Continuous Activation of C/EBPβ Transcription Factor Prevents Fibrosis Resolution After Alcohol Cessation.

BACKGROUND & AIMS: Abstinence is an important therapeutic intervention for patients with alcohol-associated liver disease (ALD). However, fibrosis improvement after cessation is not uniform and some patients do not improve. METHODS: Mice were fed high-fat diet with 20% alcohol in the drinking water for 20 weeks (ALD) followed by 4 weeks of chow diet with plain water (resolution). scATAC-seq dataset was analyzed using Signac R package. Cebpb floxed mice received AAV-TBG-Cre or AAV-control at the time of alcohol cessation. Hepatocyte-macrophage and endothelial cell-hepatocytes crosstalk was investigated using a Transwell coculture system. To test the role of angiopoietin mice were treated with recombinant angiopoietin-1, 1 week after alcohol cessation.
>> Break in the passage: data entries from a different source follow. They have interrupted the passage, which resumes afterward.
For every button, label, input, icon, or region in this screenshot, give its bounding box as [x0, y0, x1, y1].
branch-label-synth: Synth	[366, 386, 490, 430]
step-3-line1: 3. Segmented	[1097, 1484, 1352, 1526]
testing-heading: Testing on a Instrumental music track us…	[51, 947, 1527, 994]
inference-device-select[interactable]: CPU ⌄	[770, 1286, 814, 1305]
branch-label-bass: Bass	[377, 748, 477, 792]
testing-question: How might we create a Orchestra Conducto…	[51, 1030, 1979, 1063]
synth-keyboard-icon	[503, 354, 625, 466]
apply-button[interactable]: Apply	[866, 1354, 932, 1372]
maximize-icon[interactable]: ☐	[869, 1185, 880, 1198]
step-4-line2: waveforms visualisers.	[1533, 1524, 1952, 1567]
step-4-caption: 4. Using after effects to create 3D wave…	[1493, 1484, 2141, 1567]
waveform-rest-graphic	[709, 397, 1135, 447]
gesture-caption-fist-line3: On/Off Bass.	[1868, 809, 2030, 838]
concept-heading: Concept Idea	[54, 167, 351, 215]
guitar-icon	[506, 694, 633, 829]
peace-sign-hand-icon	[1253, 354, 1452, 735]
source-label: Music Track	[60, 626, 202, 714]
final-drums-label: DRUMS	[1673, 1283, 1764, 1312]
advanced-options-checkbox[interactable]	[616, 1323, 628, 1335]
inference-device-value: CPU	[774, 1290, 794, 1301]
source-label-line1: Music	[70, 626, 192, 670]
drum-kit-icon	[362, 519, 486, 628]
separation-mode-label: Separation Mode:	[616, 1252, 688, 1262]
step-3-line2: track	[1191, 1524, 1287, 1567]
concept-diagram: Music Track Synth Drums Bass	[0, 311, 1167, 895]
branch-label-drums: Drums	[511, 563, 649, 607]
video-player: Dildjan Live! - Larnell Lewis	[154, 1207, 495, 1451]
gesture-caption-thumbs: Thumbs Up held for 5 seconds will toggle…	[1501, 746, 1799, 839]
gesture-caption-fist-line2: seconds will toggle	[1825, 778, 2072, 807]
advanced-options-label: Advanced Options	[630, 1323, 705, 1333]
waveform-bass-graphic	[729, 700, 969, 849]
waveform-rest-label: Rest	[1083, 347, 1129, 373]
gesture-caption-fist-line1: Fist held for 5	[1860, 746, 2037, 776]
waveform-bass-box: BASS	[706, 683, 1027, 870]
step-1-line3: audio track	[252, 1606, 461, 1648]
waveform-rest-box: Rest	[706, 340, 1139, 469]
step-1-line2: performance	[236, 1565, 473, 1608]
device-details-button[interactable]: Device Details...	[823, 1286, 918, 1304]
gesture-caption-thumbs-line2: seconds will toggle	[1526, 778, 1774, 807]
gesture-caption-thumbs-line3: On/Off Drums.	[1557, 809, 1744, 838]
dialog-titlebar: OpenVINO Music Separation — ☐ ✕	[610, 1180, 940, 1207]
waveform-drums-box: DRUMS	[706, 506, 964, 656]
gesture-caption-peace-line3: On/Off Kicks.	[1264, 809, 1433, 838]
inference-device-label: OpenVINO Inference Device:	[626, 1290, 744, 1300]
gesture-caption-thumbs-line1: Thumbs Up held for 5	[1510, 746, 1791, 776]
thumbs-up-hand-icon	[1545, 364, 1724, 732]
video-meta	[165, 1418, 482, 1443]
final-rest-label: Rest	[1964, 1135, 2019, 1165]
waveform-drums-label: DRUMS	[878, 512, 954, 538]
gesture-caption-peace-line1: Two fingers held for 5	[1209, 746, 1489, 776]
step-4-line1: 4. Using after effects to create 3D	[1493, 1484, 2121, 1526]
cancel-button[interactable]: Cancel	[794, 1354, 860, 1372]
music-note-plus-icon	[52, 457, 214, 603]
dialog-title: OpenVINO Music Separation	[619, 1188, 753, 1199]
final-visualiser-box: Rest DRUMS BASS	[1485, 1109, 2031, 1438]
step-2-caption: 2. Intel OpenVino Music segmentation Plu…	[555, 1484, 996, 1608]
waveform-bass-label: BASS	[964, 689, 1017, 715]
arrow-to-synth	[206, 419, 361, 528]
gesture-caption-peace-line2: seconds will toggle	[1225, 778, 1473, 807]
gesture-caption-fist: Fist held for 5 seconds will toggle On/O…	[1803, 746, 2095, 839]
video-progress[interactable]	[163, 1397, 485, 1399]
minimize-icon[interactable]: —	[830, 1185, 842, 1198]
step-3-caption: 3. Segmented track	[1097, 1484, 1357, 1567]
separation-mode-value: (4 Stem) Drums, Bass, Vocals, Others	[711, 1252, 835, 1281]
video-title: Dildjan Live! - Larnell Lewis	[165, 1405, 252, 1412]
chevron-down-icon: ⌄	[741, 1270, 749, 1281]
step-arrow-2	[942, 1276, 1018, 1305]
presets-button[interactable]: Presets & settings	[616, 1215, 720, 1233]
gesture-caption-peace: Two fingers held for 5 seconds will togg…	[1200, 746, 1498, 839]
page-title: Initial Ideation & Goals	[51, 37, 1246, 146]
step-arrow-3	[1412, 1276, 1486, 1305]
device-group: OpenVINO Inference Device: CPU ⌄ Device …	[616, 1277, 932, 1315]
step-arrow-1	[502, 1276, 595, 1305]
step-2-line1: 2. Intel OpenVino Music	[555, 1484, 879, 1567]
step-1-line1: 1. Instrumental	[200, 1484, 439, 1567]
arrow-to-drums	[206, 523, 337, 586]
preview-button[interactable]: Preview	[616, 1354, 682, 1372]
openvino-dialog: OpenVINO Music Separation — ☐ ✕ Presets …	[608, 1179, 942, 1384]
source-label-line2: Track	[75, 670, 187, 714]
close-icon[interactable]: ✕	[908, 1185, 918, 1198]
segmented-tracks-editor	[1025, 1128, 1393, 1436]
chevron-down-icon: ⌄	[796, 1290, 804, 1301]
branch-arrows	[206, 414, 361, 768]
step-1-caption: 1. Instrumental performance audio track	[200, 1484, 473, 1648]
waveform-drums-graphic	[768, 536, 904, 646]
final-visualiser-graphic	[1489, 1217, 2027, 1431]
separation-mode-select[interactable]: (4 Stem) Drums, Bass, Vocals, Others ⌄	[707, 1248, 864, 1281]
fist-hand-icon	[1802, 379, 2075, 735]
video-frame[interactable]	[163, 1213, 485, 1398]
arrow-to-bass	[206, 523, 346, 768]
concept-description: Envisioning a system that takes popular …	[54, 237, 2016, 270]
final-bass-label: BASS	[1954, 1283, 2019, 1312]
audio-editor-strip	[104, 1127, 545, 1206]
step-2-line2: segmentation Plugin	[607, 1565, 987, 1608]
RESULTS: We analyzed differentially accessible regions in hepatocytes from control, ALD, or 4 weeks post alcohol cessation mice and identified transcription factors activated in ALD that remained activated after alcohol withdrawal. The top hit was CCAAT enhancer binding protein beta (C/EBPβ). We found that hepatocyte-specific Cebpb knockout at the time of alcohol cessation promoted fibrosis resolution. The resolution was mediated by altered hepatocyte-macrophage crosstalk. C/EBPβ suppressed the expression of CYP3A family of enzymes in hepatocytes and downstream macrophage collagen degradation ability. Cebpb knockout in hepatocytes promoted a proresolving phenotype in liver macrophages. We further identified upstream events leading to persistent C/EBPβ activation. C/EBPβ was induced by alcohol-mediated endothelial changes during ALD development and resolution. Restoring endothelial cell function with angiopoietin-1 supplementation reduced C/EBPβ and promoted fibrosis resolution. CONCLUSIONS: Taken together, alcohol-induced C/EBPβ activation is a key driver of poor disease resolution in ALD and a promising target for patients who fail to recover after alcohol abstinence.